Le nouveau président Alassane Ouattara, hérite d’un pays divisé et meurtri. L’orientation politique qu’il donnera à la Côte d’Ivoire dans les prochaines semaines est décisive pour le retour de la paix après dix ans de conflit.

En campagne électorale, Alassane Ouattara avait promis, entre autres, « l’indépendance économique, la modernisation des services publics et la réorganisation du système de santé ». Mais son échéancier a été interrompu par quatre mois de crise post-électorale. A ces arguments de campagne s’ajoute maintenant un objectif incontournable pour que la Côte d’Ivoire ne sombre pas à nouveau dans un conflit interminable : la réconciliation nationale.
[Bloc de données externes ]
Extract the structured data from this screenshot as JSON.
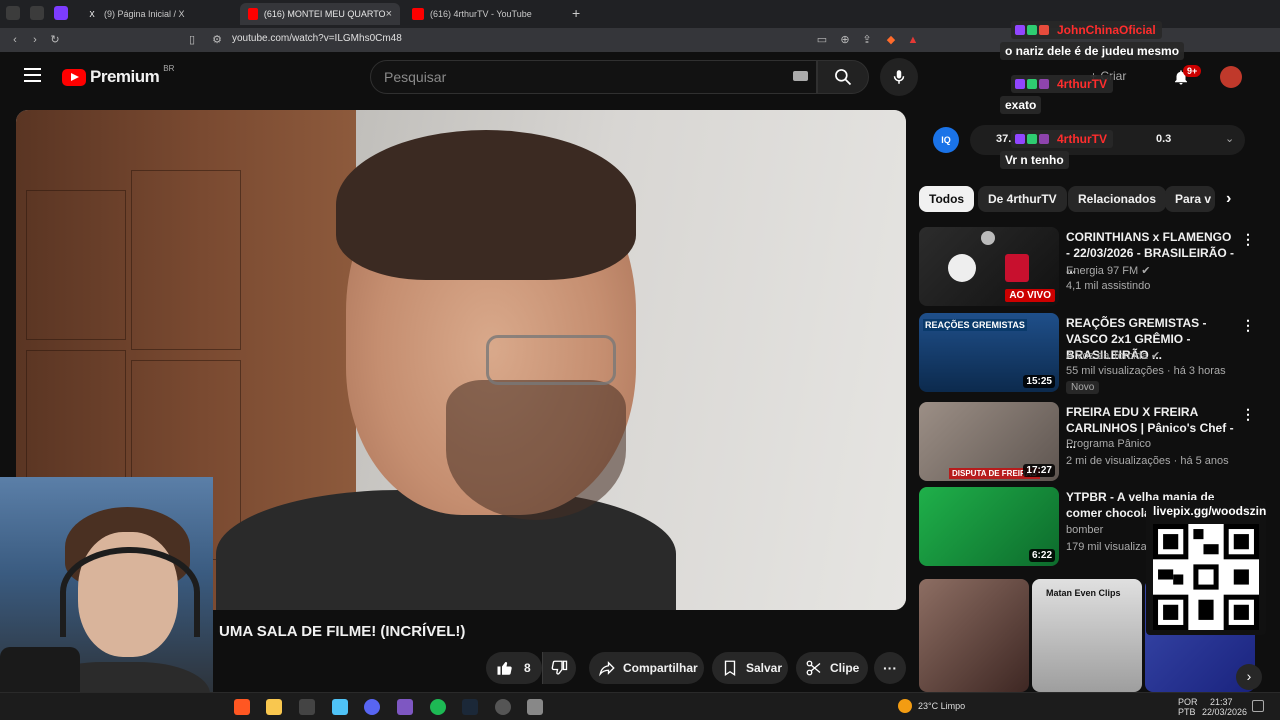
{
  "browser": {
    "tabs": [
      {
        "label": "(9) Página Inicial / X",
        "active": false
      },
      {
        "label": "(616) MONTEI MEU QUARTO",
        "active": true
      },
      {
        "label": "(616) 4rthurTV - YouTube",
        "active": false
      }
    ],
    "url": "youtube.com/watch?v=ILGMhs0Cm48"
  },
  "header": {
    "logo_text": "Premium",
    "region": "BR",
    "search_placeholder": "Pesquisar",
    "create_label": "Criar",
    "notif_count": "9+"
  },
  "chat": [
    {
      "user": "JohnChinaOficial",
      "message": "o nariz dele é de judeu mesmo"
    },
    {
      "user": "4rthurTV",
      "message": "exato"
    },
    {
      "user": "4rthurTV",
      "message": "Vr n tenho"
    }
  ],
  "iq_widget": {
    "icon": "IQ",
    "left_value": "37.",
    "right_value": "0.3"
  },
  "video": {
    "title": "UMA SALA DE FILME! (INCRÍVEL!)",
    "likes": "8",
    "share_label": "Compartilhar",
    "save_label": "Salvar",
    "clip_label": "Clipe"
  },
  "chips": [
    "Todos",
    "De 4rthurTV",
    "Relacionados",
    "Para v"
  ],
  "recommendations": [
    {
      "title": "CORINTHIANS x FLAMENGO - 22/03/2026 - BRASILEIRÃO - ...",
      "channel": "Energia 97 FM",
      "meta": "4,1 mil assistindo",
      "badge": "AO VIVO",
      "verified": true
    },
    {
      "title": "REAÇÕES GREMISTAS - VASCO 2x1 GRÊMIO - BRASILEIRÃO ...",
      "channel": "A Voz da Torcida",
      "meta": "55 mil visualizações · há 3 horas",
      "duration": "15:25",
      "new_label": "Novo",
      "verified": true
    },
    {
      "title": "FREIRA EDU X FREIRA CARLINHOS | Pânico's Chef - ...",
      "channel": "Programa Pânico",
      "meta": "2 mi de visualizações · há 5 anos",
      "duration": "17:27",
      "verified": false
    },
    {
      "title": "YTPBR - A velha mania de comer chocolat",
      "channel": "bomber",
      "meta": "179 mil visualiza",
      "duration": "6:22",
      "verified": false
    }
  ],
  "thumb_labels": {
    "gremio": "REAÇÕES GREMISTAS",
    "freiras": "DISPUTA DE FREIRAS",
    "short_label": "Matan Even Clips"
  },
  "qr": {
    "label": "livepix.gg/woodszin"
  },
  "taskbar": {
    "weather": "23°C  Limpo",
    "lang1": "POR",
    "lang2": "PTB",
    "time": "21:37",
    "date": "22/03/2026"
  },
  "colors": {
    "accent": "#ff0000",
    "bg": "#0f0f0f",
    "chip_bg": "#272727"
  }
}
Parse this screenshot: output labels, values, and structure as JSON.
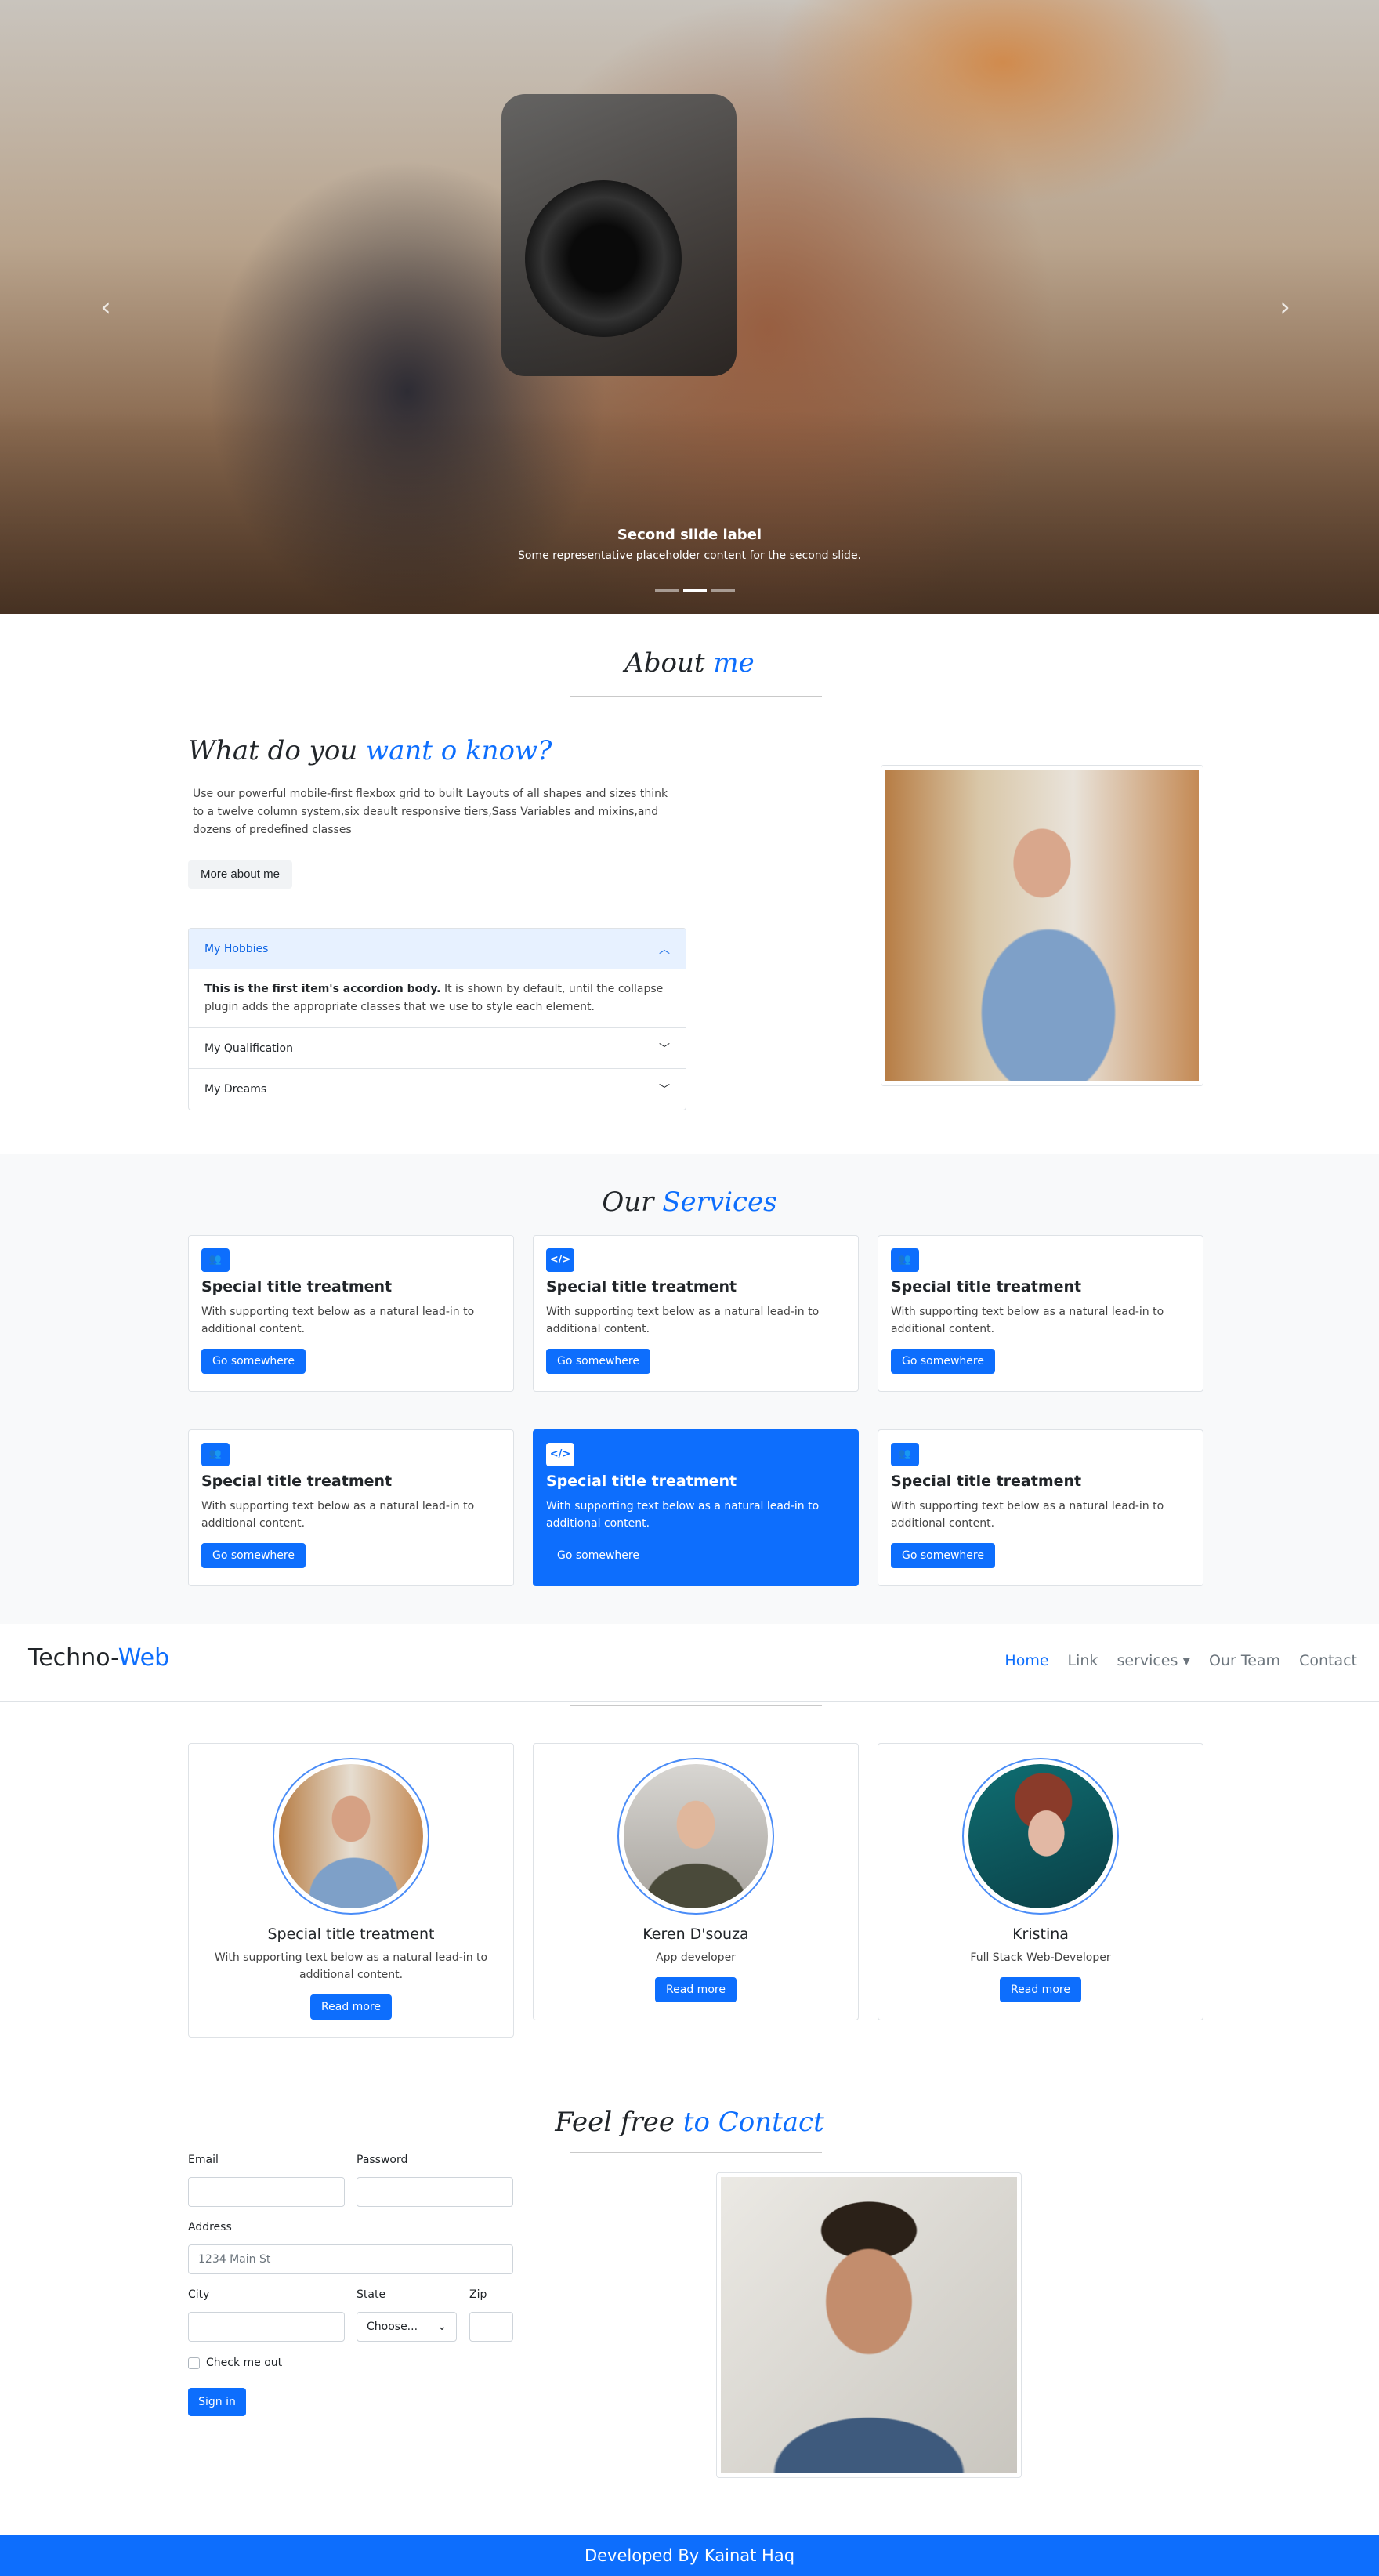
{
  "hero": {
    "caption_title": "Second slide label",
    "caption_text": "Some representative placeholder content for the second slide.",
    "prev_icon": "chevron-left-icon",
    "next_icon": "chevron-right-icon",
    "slides_count": 3,
    "active_slide": 2
  },
  "about": {
    "title_plain": "About",
    "title_accent": "me",
    "heading_plain": "What do you",
    "heading_accent": "want o know?",
    "paragraph": "Use our powerful mobile-first flexbox grid to built Layouts of all shapes and sizes think to a twelve column system,six deault responsive tiers,Sass Variables and mixins,and dozens of predefined classes",
    "button": "More about me",
    "accordion": [
      {
        "label": "My Hobbies",
        "open": true,
        "body_bold": "This is the first item's accordion body.",
        "body_rest": "It is shown by default, until the collapse plugin adds the appropriate classes that we use to style each element."
      },
      {
        "label": "My Qualification",
        "open": false
      },
      {
        "label": "My Dreams",
        "open": false
      }
    ]
  },
  "services": {
    "title_plain": "Our",
    "title_accent": "Services",
    "cards": [
      {
        "icon": "users-icon",
        "title": "Special title treatment",
        "text": "With supporting text below as a natural lead-in to additional content.",
        "button": "Go somewhere"
      },
      {
        "icon": "code-icon",
        "title": "Special title treatment",
        "text": "With supporting text below as a natural lead-in to additional content.",
        "button": "Go somewhere"
      },
      {
        "icon": "users-icon",
        "title": "Special title treatment",
        "text": "With supporting text below as a natural lead-in to additional content.",
        "button": "Go somewhere"
      },
      {
        "icon": "users-icon",
        "title": "Special title treatment",
        "text": "With supporting text below as a natural lead-in to additional content.",
        "button": "Go somewhere"
      },
      {
        "icon": "code-icon",
        "title": "Special title treatment",
        "text": "With supporting text below as a natural lead-in to additional content.",
        "button": "Go somewhere"
      },
      {
        "icon": "users-icon",
        "title": "Special title treatment",
        "text": "With supporting text below as a natural lead-in to additional content.",
        "button": "Go somewhere"
      }
    ]
  },
  "navbar": {
    "brand_plain": "Techno-",
    "brand_accent": "Web",
    "links": [
      "Home",
      "Link",
      "services",
      "Our Team",
      "Contact"
    ],
    "active_link": "Home"
  },
  "team": [
    {
      "name": "Special title treatment",
      "role": "With supporting text below as a natural lead-in to additional content.",
      "button": "Read more"
    },
    {
      "name": "Keren D'souza",
      "role": "App developer",
      "button": "Read more"
    },
    {
      "name": "Kristina",
      "role": "Full Stack Web-Developer",
      "button": "Read more"
    }
  ],
  "contact": {
    "title_plain": "Feel free",
    "title_accent": "to Contact",
    "email_label": "Email",
    "password_label": "Password",
    "address_label": "Address",
    "address_placeholder": "1234 Main St",
    "city_label": "City",
    "state_label": "State",
    "state_value": "Choose...",
    "zip_label": "Zip",
    "check_label": "Check me out",
    "submit": "Sign in"
  },
  "footer": {
    "text": "Developed By Kainat Haq"
  },
  "colors": {
    "primary": "#0d6efd",
    "light_bg": "#f8f9fa",
    "accordion_open_bg": "#e7f1ff"
  }
}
L’enjeu est de taille. Les résultats du scrutin présidentiel (54 % pour Alassane Ouattara contre 46% pour Laurent Gbagbo) et la lutte armée de ces dernières semaines ont montré que celui que ses partisans surnomment « ADO » n’avait pas conquis le cœur de tous les Ivoiriens. Les institutions nationales se sont également divisées. La gendarmerie et la police ont soutenu un temps Laurent Gbagbo dans le bras de fer politique qui opposait les deux présidents avant de changer de camp. L’armée, quant à elle, a été un soutien indéfectible de l’ancien président dans sa résistance pour conserver sa place.
L’avenir judiciaire de Laurent Gbagbo pose question. Doit-il être jugé en Côte d’Ivoire ou par la communauté internationale ? Alassane Ouattara va devoir composer avec toute les pièces de ce puzzle s’il veut faire de son mandat celui de « la réconciliation et du pardon ».

Composer avec l’opposition

L’accession d’Alassane Ouattara à la fonction suprême et l’arrestation de son rival lundi n’ont pas stoppé instantanément les critiques de ses détracteurs. Ceux-là même qui l’accusent d’être « le candidat de l’étranger » et qui remettent en cause sa nationalité ivoirienne vont profiter des circonstances troubles de la capture de Laurent Gbagbo pour continuer de l’affaiblir. Mardi, Toussaint Alain, le conseiller en Europe de ce dernier, a évoqué « un odieux coup d’État (commandité par la France) qui n’a d’autre dessein que recoloniser la Côte d’Ivoire pour s’emparer de ses immenses ressources ».

Mais les opposants d’Alassane Ouattara en capacité de l’affaiblir se comptent désormais sur les doigts de la main. Certains sont à l’étranger. D’autres, comme le leader des Jeunes patriotes Charles Blé Goudé, sont introuvables. Les derniers ont été interpellés lundi en même temps que Laurent Gbagbo dans l’attente d’un jugement, ou s’apprêtent à s’aligner derrière Alassane Ouattara. C’est déjà le cas de Desiré Dallo, l’ex-ministre des Finances. Et Alcide Djédjé, son homologue des Affaires étrangères, serait en négociation avec le camp Ouattara. Le nouveau président ivoirien n’a pas encore annoncé de gouvernement d’union nationale, mais les tractations semblent avoir commencé. L’Union européenne a exhorté mardi Alassane Ouattara à composer « un gouvernement élargi représentatif de toutes les régions et de toutes les tendances politiques du pays », l’assurant de son soutien. Le nouveau président devra aussi résister au faucons de son parti qui refuseraient de pardonner et de partager le pouvoir.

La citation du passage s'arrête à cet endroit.